Early voting sites will be open seven days a week at sites in each of Chicago's 50 wards and at 51 sites in suburban Cook County. Each site will also offer voter registration. Early voting continues until March 19, the day before the primary.

"Most early voters are those who really want to make sure they vote. And they do not want to take a chance that something happens," said Cook County Clerk David Orr.

Turnout for the primary is expected to be good for a non-presidential election year based on the number of people who requested ballots by mail and the number of high-interest races, including governor and attorney general.


As voting kicked off, a new polls shows the Democratic gubernatorial race tightening up. The Public Policy Polling survey questioned 553 Democratic likely voters in Cook County between Feb. 28 and March 1.

J.B. Pritzker is still the front runner in the poll with 35 percent of the vote, however, when compared to some other state-wide polls which had Daniel Biss in second place, this latest poll has Chris Kennedy nipping at Pritzker's heels with 31 percent of the vote. The poll has Biss with 18 percent and 16 percent of voters still undecided. The margin of error was not provided.


Technically speaking, pre-election voting started last month as people were able to request ballots by mail.

"We have more than 32,000 people who have already applied to vote by mail. That's an increase of more than 200 percent over the 2014 midterm primary," said Marisel Hernandez, chairwoman of the Chicago Board of Election Commissioners.

With most of the debates done and most of the newspapers endorsements out, local election officials said people are starting to make up their minds in major races such as for governor and attorney general.
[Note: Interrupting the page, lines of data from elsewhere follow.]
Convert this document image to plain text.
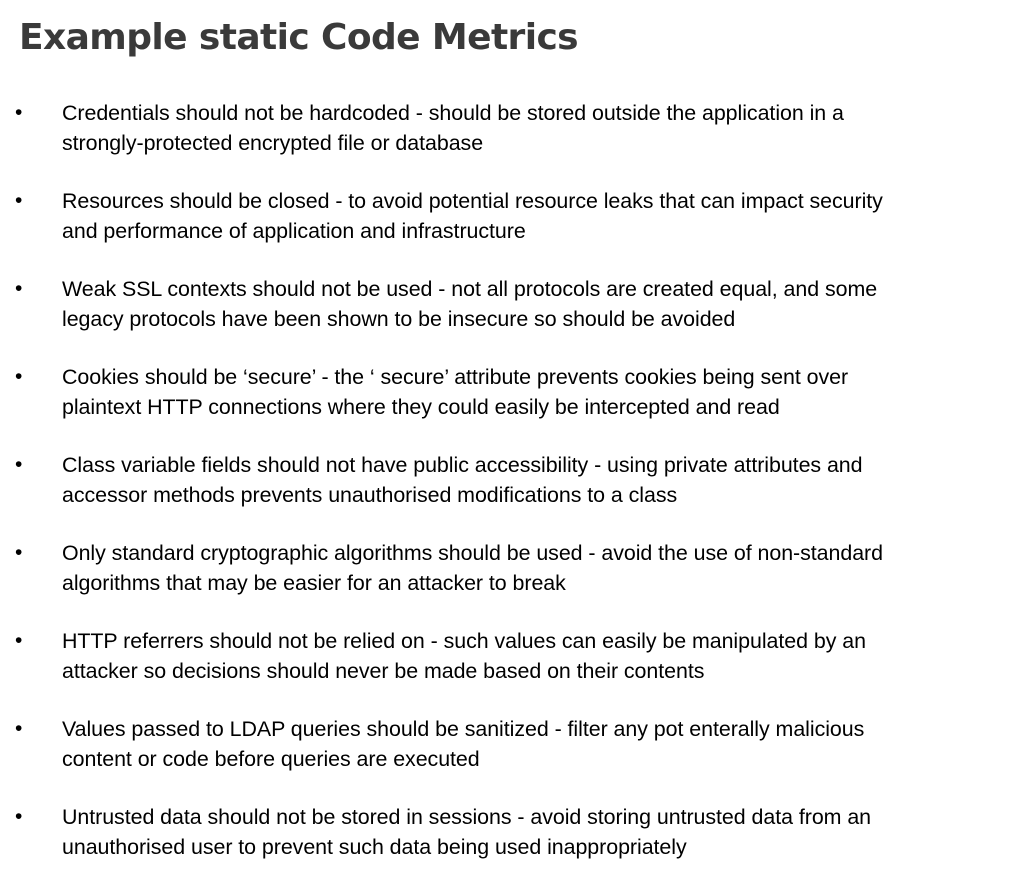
Example static Code Metrics
• Credentials should not be hardcoded - should be stored outside the application in a
strongly-protected encrypted file or database

• Resources should be closed - to avoid potential resource leaks that can impact security
and performance of application and infrastructure

• Weak SSL contexts should not be used - not all protocols are created equal, and some
legacy protocols have been shown to be insecure so should be avoided

• Cookies should be ‘secure’ - the ‘ secure’ attribute prevents cookies being sent over
plaintext HTTP connections where they could easily be intercepted and read

• Class variable fields should not have public accessibility - using private attributes and
accessor methods prevents unauthorised modifications to a class

• Only standard cryptographic algorithms should be used - avoid the use of non-standard
algorithms that may be easier for an attacker to break

• HTTP referrers should not be relied on - such values can easily be manipulated by an
attacker so decisions should never be made based on their contents

• Values passed to LDAP queries should be sanitized - filter any pot enterally malicious
content or code before queries are executed

• Untrusted data should not be stored in sessions - avoid storing untrusted data from an
unauthorised user to prevent such data being used inappropriately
While voters can request either a Democratic or Republican ballot, Orr doesn't anticipate a lot of cross party voting.

"Given the governor's race, even if, I can't tell you what the votes will be, but given it's a pretty hot thing politically, I don't think you'll see many crossovers either way," Orr said.

But even though people now can cast their ballots many are still undecided.

"I'm still considering a couple of options trying to do my research and trying to spend some time who all is out there and what they stand for," said voter Nathan Matthew.

Election officials said people should not have to worry about hackers impacting the election, as safeguards are in place and they are in communication with the FBI and Homeland Security.

State election officials said they have done significant security upgrades after last year's data breach where information about 76,000 voters was compromised.